July sales figures from Financial Research Corp. of Boston indicated a sharper decline of 29 percent in net sales for long-term mutual funds. July long-term fund sales of $7.8 billion were significantly lower than June net sales of $12.9 billion, according to FRC. The totals are different than those of the ICI because ICI's numbers include flows into variable annuity sub-accounts, according to FRC.

July sales appeared particularly weak because June sales spiked 173 percent over May net sales of $5.1 billion, FRC said. Sales of long-term equity funds were slow in May because of market volatility in March and April, FRC said. June sales "spiked upward after May's tech market revolt settled down," FRC said.

One notable development in July was the sizeable net inflow into municipal bond funds, said Bruce Brewington, an analyst with Putnam Lovell Securities of San Francisco. There were net inflows of $850 million for the month, according to the ICI. Investors gravitated to these conservative investments because of volatility in the market, Brewington said. July was the first month this year that municipals bonds have experienced a net inflow, he said.

Burton Greenwald, president of Greenwald Associates of Philadelphia, said the July decline in net inflows was merely seasonal. It was also not surprising, given strong sales in the earlier months, Greenwald said.

"There has been so much ebullience in the market for so long that any time you have a slight pause in the equity markets, it gets reflected pretty rapidly in fund sales and soon bounces back," Greenwald said.

"We were faced with somewhat of a reaction to the market," said Geoffrey Bobroff, president of Bobroff Consulting of East Greenwich, R.I. "It doesn't surprise me that sales would have dried up by 23 percent. It's not a top-line concern."
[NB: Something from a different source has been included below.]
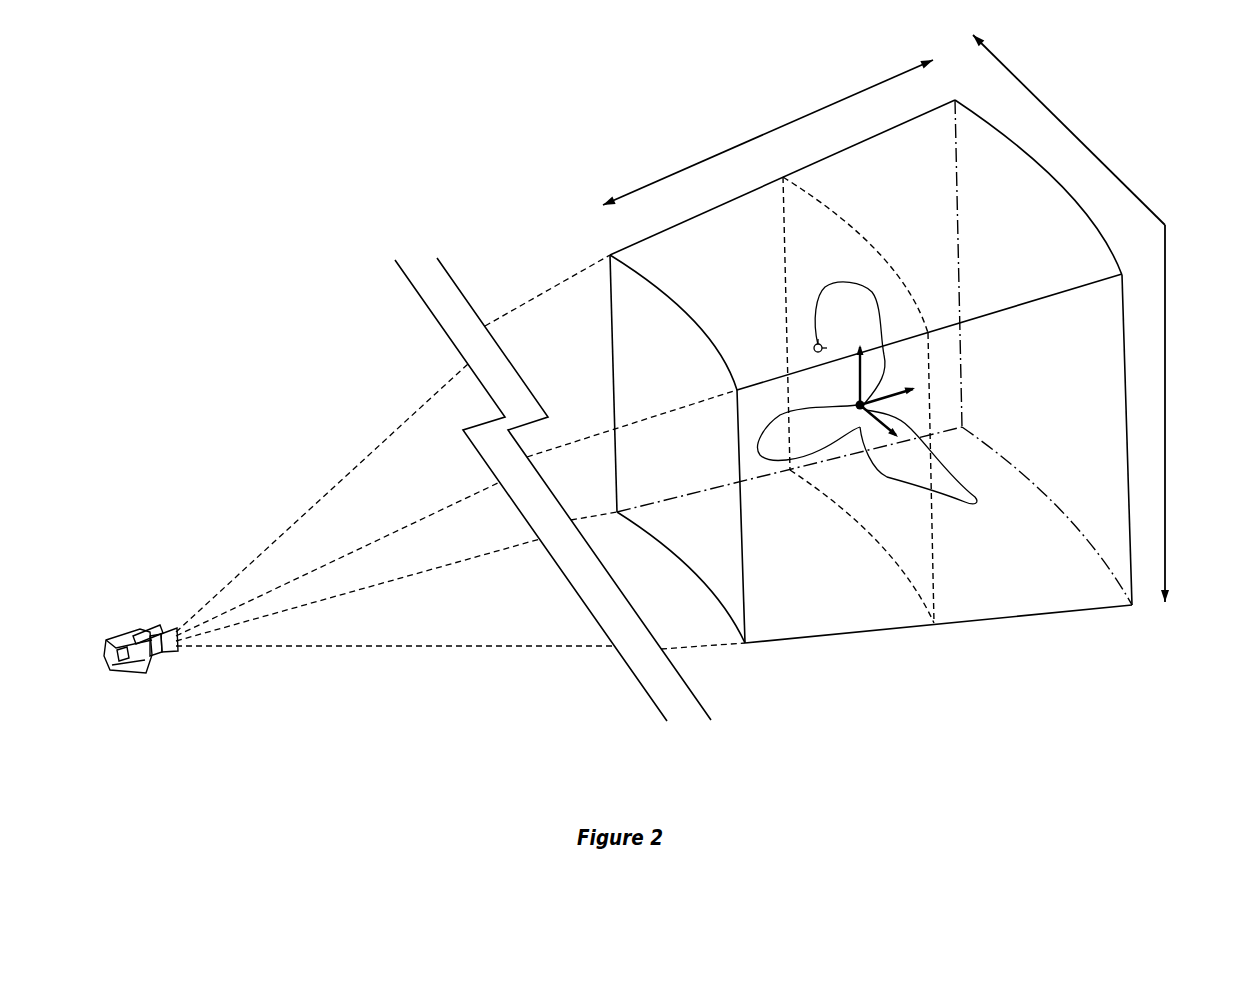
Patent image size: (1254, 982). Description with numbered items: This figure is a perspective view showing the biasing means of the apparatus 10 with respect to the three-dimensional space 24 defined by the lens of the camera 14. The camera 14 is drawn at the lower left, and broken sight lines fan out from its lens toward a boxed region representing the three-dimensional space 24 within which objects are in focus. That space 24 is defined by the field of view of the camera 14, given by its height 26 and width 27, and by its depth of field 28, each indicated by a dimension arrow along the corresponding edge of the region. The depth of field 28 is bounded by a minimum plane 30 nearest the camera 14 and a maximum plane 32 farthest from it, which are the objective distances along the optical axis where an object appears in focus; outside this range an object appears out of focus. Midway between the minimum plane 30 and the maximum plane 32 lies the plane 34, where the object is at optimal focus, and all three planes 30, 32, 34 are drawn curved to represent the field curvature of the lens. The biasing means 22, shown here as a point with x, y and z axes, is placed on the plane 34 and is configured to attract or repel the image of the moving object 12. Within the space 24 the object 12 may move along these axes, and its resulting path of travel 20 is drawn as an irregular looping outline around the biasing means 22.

The fund industry should not expect strong sales in July or August, in any case, as investors' attentions and wallets are focused on vacations during this time, Greenwald and Bobroff said.

"The real payoff is going to come in the first quarter of next year, when people are brandishing bonuses," Greenwald said.

A more significant figure than month-to-month sales is year-to-date sales, Greenwald said. Year-to-to-date through the end of July, net long-term fund sales were up 38 percent to $166.6 billion, up from $120.8 billion in the same period last year, according to the ICI.

Lipper of Summit, N.J. released its own net sales figures for July. Unlike the ICI and FRC, Lipper combines data for all types of mutual funds, including money-market funds. Unlike the ICI and FRC, Lipper figures indicated July had been a good month for mutual funds.

After suffering $4 billion of net withdrawals in June, mutual funds staged an impressive comeback with $38 billion in net inflows in July, Lipper said. Quarterly retirement-plan contributions may have helped inflows in July, as well as strong inflows into fixed-income and money-market funds in reaction to volatility in the markets, Lipper said.

Lipper initially said that mutual funds suffered $22 billion in net outflows in June, but has since readjusted its figures to be closer to ICI's, said Donald Cassidy, a senior research analyst with Lipper.